Jul 2, 2010

vectors and victors

Longtime readers of the blog know that every now and then I feature the latest speculation about Toxoplasma gondii and its potential influence on human behavior, and... the World Cup?
Rank the top 25 FIFA team countries by Toxo rate and you get, in order from the top: Brazil (67 percent), Argentina (52 percent), France (45 percent), Spain (44 percent), and Germany (43 percent). Collectively, these are the teams responsible for eight of the last 10 World Cup overall winners. Spain, the only one of the group never to have won a cup, is no subpar outlier—the Spaniards have the most World Cup victories of any perpetual runner-up.

What is going on here? Does Toxo really make people better at soccer?

The relationship is neither linear nor foolproof. Italy managed to win the World Cup in 2006, despite its relatively average infection rate of 33 percent. Certain African countries plagued with public health problems have astronomical Toxo rates. Yet the heavily infected players of Ghana, Gabon (71 percent), and the Ivory Coast (60 percent) have not yet managed to win a single cup.
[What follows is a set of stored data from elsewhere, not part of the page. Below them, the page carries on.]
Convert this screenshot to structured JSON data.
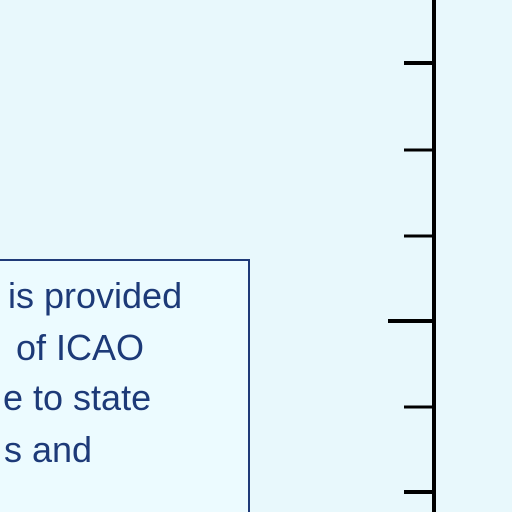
{
  "note": {
    "lines": [
      "is provided",
      "of ICAO",
      "e to state",
      "s and"
    ]
  },
  "colors": {
    "background": "#e8f8fc",
    "text": "#1d3a78",
    "axis": "#000000"
  }
}
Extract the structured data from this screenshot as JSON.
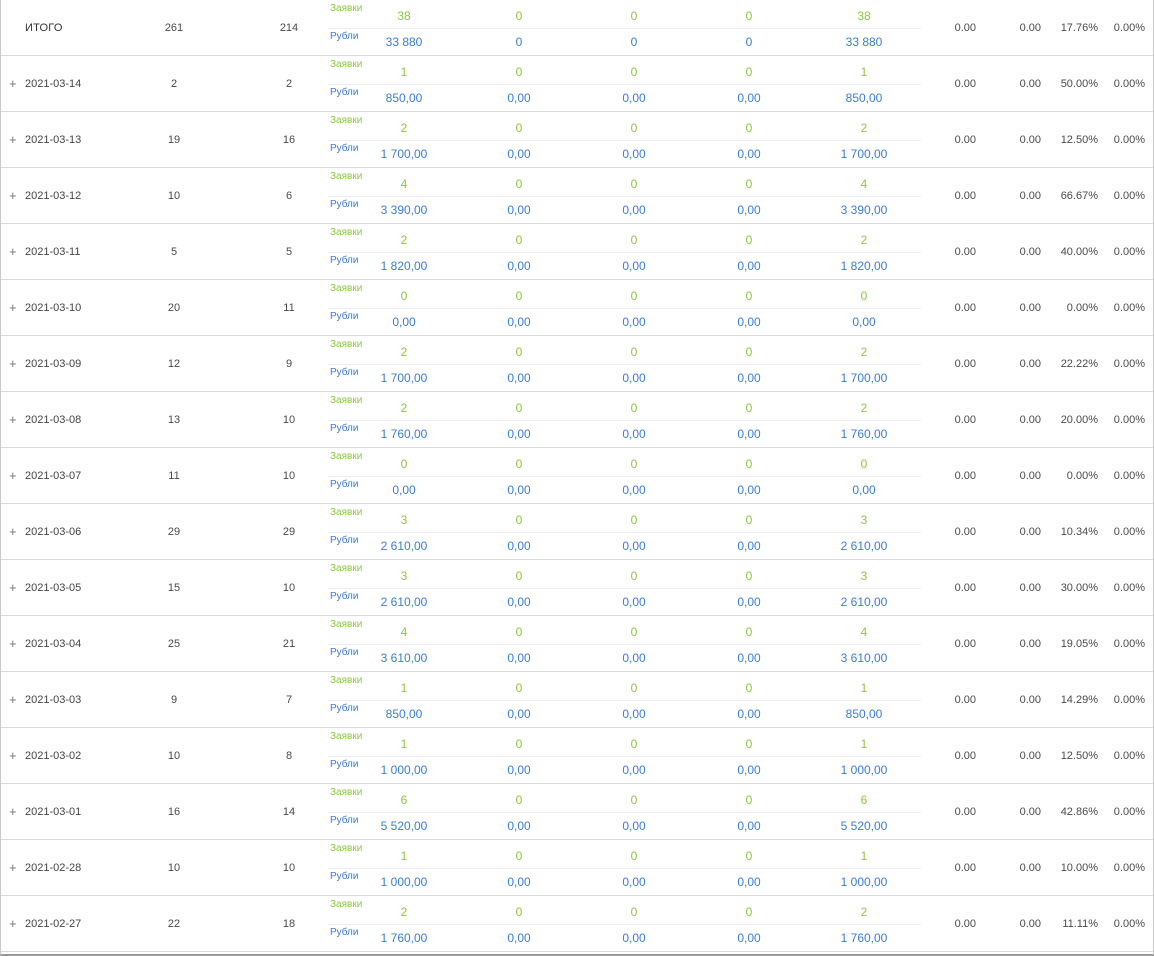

On the other end, England (6 percent), the U.S. (12 percent), and Japan (6 percent) are pretty OK at soccer yet have some of the lowest rates in the world.
Read the whole thing for the rest of the nuances and caveats.

Speculation is speculation, and this one, I'll say, kicks its hypothesis a little too far past the post.

Although something has to explain Bill Simmons' recent unabashed and unabated soccer love.